Fine Gael and Labour
• 2,300 more hospital beds.
• Free health insurance for every child under 16.
• Free GP visits for every child under five.
• Scrap plan to build private hospitals on public land.
• 1,500 new consultants, with a reduction in the number of junior doctors.
• 1500 new convalescence beds, rehabilitation and long-stay community beds: at least 600 of these in Dublin.
Green Party
• An extra 400 acute beds and 400 step-down beds per annum.
• Free primary healthcare for children under the age of six.
• Restore medical card eligibility to pre-1996 levels, ie 34 per cent of the population.
• Set up 24-hour primary care centres. • Increase the number of undergraduate places in medicine to 725 with non-EU places capped at 25 per cent.
Sinn Fein
• Healthcare free at the point of delivery, funded through taxation.

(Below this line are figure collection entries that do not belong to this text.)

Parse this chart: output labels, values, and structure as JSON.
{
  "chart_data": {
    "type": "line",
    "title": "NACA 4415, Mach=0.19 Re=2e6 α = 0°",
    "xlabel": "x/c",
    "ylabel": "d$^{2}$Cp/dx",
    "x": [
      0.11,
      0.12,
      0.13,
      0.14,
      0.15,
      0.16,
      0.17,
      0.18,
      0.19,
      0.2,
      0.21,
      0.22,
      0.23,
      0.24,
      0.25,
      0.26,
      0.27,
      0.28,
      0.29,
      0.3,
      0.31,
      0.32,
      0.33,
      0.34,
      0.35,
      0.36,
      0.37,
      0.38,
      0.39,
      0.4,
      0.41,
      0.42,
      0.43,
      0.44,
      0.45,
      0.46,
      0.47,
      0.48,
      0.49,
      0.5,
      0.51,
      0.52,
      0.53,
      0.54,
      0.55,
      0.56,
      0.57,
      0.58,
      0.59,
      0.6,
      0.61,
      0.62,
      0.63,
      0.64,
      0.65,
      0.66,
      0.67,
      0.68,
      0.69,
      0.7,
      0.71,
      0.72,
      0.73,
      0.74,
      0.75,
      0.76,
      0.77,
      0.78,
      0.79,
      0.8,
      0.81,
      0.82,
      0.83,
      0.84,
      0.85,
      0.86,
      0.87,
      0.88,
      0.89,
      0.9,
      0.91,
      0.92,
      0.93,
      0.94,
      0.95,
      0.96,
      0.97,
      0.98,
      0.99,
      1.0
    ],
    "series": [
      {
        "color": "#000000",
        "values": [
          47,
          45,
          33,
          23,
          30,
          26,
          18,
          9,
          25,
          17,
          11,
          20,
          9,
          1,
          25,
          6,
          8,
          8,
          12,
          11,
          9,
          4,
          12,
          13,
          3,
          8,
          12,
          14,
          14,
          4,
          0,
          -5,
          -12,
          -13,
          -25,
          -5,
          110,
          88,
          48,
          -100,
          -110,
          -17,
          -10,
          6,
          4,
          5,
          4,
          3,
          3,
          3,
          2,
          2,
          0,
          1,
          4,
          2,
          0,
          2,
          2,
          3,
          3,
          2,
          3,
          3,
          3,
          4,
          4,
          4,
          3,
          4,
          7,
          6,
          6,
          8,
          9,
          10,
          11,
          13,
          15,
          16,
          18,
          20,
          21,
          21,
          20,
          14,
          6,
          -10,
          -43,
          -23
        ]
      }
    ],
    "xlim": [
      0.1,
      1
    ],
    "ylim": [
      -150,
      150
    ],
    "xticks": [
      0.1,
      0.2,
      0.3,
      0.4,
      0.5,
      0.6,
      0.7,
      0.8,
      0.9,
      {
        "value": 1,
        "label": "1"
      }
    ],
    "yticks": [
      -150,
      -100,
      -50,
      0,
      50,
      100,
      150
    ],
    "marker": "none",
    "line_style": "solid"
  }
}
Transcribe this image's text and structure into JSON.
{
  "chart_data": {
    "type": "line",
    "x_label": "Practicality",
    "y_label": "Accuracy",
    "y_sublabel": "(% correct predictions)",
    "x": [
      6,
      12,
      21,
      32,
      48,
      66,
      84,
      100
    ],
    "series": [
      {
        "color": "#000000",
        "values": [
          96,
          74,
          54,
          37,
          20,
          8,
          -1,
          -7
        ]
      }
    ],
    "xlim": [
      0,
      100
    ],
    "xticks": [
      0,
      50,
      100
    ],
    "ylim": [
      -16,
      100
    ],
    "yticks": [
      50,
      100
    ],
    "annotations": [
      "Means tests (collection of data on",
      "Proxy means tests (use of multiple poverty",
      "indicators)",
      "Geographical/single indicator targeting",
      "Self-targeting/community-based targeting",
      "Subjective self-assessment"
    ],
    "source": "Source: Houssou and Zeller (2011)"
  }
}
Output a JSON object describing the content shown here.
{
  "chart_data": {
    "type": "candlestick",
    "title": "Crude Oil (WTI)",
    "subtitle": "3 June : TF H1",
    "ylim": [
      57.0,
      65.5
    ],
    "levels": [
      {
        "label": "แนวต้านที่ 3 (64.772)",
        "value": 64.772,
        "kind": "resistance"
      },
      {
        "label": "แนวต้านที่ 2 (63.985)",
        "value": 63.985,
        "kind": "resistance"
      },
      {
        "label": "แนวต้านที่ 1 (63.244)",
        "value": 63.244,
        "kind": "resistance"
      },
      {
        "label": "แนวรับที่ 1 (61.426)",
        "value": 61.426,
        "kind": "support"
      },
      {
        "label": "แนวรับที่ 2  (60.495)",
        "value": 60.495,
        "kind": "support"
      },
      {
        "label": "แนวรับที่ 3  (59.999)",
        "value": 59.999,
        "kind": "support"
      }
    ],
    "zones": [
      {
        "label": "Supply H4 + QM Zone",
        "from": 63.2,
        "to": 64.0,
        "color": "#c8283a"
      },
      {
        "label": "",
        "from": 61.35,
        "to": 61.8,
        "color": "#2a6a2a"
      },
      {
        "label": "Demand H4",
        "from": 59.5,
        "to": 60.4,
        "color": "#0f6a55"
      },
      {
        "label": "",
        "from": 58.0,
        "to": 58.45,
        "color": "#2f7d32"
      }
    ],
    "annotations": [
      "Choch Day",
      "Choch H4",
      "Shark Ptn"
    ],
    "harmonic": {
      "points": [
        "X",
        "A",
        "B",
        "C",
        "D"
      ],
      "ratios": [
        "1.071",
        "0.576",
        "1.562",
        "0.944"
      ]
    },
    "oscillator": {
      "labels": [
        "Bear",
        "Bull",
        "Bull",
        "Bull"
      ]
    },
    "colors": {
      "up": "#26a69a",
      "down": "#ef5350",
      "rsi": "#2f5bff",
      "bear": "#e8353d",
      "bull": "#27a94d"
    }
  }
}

• Increase in health funding to 8 per cent of GDP.
• Immediate establishment of a Health Funding Commission to report within a reasonable timeframe on the projected costs of the transition to an all-Ireland system of universal provision.
• A National Public Health Plan for the provision and resourcing of acute care.
Progressive Democrats
• A license for all hospitals to guarantee higher standards of hygiene and care.
• No-one will wait more than six hours for admission to A&E.
• 1,500 new consultants on new contracts.
• 1,000 new public hospital beds by private investment.
• No-one will face unaffordable nursing-home care costs.
Socialist Party
• A free, publicly-owned national health service, funded through taxation.
• Investment to resolve the A&E crisis. • Scrap GP and prescription charges.
• Free primary healthcare.
• Health centres in all communities.
• Resources for carers, so the elderly can be looked after at home.
• State-provided quality nursing-home care.
• Consultants employed in the public sector should only do public work.